Wednesday, June 16, 2010

The Runaways: Jerry Springer's best contestants

Belinda Carlisle gives a damn about her bad reputation. The former Go-Go’s singer has released a memoir in the US, titled Lips Unsealed, with much of the promotional material for the book focusing on her cocaine abuse and constant partying. But it was one sentence in an interview published in a news piece by Reuters last week that gave away what’s also on her mind as she tries to mine her own past lack of self-confidence for a bit of cash. When talking about the ‘legacy’ of The Go-Go’s, formed in 1978, Carlisle names them “the first female band (formed by women) to write our own songs and play our own instruments”.

Though it’s unclear in context whether the words in the brackets are her own or the journalist’s, it is clear that Carlisle is responding to the Hollywood-pushed legacy promotion of the band often given the title of the first to be all-female, The Runaways. With the feature film The Runaways to be released on 15 July in Australia and starring two of America’s most successful teenaged actresses, Kristin Stewart and Dakota Fanning, there’s little doubt The Runaways are about to have their ‘story’ cemented into the wider consciousness.

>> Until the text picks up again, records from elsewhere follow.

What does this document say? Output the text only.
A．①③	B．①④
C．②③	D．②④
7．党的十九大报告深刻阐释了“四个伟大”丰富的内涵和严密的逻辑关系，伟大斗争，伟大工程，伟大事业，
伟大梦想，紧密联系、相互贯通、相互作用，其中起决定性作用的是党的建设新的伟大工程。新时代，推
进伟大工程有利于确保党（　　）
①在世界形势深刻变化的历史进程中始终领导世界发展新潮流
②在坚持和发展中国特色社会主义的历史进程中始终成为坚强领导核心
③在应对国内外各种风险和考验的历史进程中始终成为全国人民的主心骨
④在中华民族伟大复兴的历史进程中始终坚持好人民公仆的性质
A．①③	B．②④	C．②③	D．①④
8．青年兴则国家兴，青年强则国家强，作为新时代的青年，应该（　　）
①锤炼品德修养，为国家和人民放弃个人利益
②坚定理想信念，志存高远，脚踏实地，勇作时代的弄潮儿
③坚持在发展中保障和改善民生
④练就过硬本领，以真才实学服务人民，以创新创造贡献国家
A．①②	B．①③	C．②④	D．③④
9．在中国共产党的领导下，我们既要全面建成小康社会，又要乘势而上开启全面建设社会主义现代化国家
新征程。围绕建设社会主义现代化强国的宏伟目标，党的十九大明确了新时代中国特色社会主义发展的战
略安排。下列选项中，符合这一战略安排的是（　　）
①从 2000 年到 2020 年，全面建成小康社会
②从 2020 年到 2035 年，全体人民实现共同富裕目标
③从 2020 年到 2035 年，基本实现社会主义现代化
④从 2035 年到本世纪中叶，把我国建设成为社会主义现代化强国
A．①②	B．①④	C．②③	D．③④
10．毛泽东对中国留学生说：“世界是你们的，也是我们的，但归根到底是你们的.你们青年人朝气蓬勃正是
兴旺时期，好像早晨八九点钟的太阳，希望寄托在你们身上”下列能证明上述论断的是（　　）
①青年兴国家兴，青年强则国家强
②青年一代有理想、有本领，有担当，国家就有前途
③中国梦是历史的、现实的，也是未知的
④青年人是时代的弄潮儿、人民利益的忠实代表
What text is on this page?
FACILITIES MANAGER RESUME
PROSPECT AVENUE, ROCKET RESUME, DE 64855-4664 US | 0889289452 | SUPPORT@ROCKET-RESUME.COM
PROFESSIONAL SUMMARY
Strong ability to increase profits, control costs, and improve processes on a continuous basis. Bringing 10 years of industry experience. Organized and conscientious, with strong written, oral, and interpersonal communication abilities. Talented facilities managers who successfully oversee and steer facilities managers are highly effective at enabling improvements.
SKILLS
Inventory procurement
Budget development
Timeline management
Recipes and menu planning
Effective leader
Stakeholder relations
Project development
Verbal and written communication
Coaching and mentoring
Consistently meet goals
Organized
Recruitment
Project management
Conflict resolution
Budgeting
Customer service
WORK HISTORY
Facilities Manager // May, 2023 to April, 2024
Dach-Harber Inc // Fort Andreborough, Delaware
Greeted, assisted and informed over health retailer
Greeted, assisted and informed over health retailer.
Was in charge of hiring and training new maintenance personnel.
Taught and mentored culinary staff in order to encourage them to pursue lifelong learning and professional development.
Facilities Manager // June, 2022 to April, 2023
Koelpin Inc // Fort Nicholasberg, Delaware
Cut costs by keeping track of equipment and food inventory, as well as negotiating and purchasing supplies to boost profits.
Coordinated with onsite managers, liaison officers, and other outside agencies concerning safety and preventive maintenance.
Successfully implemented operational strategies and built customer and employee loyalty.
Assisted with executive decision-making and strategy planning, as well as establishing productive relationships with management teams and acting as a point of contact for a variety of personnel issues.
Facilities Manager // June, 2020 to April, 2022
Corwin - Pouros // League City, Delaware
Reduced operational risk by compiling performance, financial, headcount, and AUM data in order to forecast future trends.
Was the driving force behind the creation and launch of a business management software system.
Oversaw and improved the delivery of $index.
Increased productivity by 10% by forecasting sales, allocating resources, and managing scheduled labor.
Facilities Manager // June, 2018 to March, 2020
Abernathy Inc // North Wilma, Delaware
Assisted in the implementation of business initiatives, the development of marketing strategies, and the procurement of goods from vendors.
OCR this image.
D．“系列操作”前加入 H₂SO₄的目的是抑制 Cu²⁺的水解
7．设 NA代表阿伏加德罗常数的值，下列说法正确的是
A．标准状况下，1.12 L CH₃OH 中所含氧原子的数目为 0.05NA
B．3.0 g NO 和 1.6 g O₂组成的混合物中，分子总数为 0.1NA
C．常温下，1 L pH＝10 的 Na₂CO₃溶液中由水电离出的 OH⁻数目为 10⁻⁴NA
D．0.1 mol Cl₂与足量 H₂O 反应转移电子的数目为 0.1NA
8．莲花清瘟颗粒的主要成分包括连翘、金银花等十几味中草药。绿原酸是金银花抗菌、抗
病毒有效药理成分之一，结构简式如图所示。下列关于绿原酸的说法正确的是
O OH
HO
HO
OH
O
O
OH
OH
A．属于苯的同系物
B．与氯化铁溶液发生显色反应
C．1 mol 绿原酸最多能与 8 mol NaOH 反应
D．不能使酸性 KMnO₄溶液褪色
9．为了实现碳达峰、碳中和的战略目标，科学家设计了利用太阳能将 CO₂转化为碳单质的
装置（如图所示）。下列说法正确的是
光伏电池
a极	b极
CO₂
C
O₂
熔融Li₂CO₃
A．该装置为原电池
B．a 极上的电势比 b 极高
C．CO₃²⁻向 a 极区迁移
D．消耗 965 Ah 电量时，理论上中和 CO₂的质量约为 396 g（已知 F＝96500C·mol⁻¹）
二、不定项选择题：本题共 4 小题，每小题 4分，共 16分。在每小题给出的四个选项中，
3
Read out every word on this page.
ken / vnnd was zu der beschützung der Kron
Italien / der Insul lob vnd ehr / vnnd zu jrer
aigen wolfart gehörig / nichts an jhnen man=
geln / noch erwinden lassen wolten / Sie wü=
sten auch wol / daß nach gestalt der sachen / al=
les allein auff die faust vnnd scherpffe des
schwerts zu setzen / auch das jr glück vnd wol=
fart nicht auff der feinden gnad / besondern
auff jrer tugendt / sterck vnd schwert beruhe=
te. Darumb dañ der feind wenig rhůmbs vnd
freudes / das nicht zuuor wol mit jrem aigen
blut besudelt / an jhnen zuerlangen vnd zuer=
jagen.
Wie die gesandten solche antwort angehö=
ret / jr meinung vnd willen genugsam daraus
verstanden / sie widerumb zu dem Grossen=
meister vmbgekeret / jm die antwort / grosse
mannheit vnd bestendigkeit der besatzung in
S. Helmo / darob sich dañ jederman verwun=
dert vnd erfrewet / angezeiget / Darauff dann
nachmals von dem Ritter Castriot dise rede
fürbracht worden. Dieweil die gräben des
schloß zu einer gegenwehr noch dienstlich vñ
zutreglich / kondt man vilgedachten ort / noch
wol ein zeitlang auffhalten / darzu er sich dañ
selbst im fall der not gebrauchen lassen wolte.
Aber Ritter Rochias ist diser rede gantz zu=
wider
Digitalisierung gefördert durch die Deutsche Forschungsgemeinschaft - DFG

The band were essentially pieced together in 1975 by producer Kim Fowley, hence Carlisle’s firm claim to ownership of something she goes on to also claim as “revolutionary”. It might be a lewd precursory grab at the title, but there are obvious expectations that the film will make modern-day ‘stars’ out of The Runaways, if they’re not already. One is the Australian release through Shock of the documentary filmed by one of the band’s many bass players, Victory Tischler-Blue, titled Edgeplay: A Film About The Runaways, the week before the film is out. The doco was originally released in 2005 on the US cable network Showtime and has been reported to be part of the source material for The Runaways.

The formation of the band by Fowley and his subsequent management of the five teen girls are at the centre of Edgeways. Many times throughout the roughly shot but well constructed film do the former members, including singer Cherie Currie and guitarist Lita Ford, call his treatment of them “abuse”, though it’s never settled on whether there was any physical abuse involved. Joan Jett has stated in interviews she didn’t participate in the doco because it wasn’t the way she wanted the story of the band portrayed. (In Montreal’s Mirror magazine, a 2006 story quoted her as saying, “I’m not gonna participate in a Jerry Springer fest, bottom line.”)

Fowley certainly comes off as self-serving and uninterested in the mental health of the teenagers he took charge of. In fact, in interviews in the doco, he speaks of the girls being messed up more as a successful marketing point – an ideal of the ‘rock’n’roll dream’ – than anything to be regretful of handling poorly. However, he also doesn’t come across as a significantly interesting managerial figure in pop cultural history. He ran a “bootcamp” for five girls who couldn’t play their instruments well but wanted ‘fame’, based on a marketing plan for a band that was then run like a business with little regard for its underage employees. Sounds like many acts of all ‘genres’ who came before and have come since.

The women Tischler-Blue interviews – with the exception of Currie, who has a penchant for the dramatic – speak plainly of their desire for fame with the kind of perspective of people who haven’t been permanently ruined by it but have seen what it can do. How they were treated and how they interacted with each other led to their demise as a group, but it also played a large role in the fame they acquired in the four years they were together.

Whether The Runaways will show this relationship of market force and immature desire is to be seen. Knowing Hollywood, it will likely bolster the claim on the band’s legacy as the first something; a claim to a fame that didn’t do them much good at the time. No doubt (amongst other, better things) it will also inspire some teenage girl who’s willing to let herself be abused in exchange for fame. But then, there’s plenty of inspiration out there. And maybe it’s worth it. Belinda Carlisle obviously thinks so.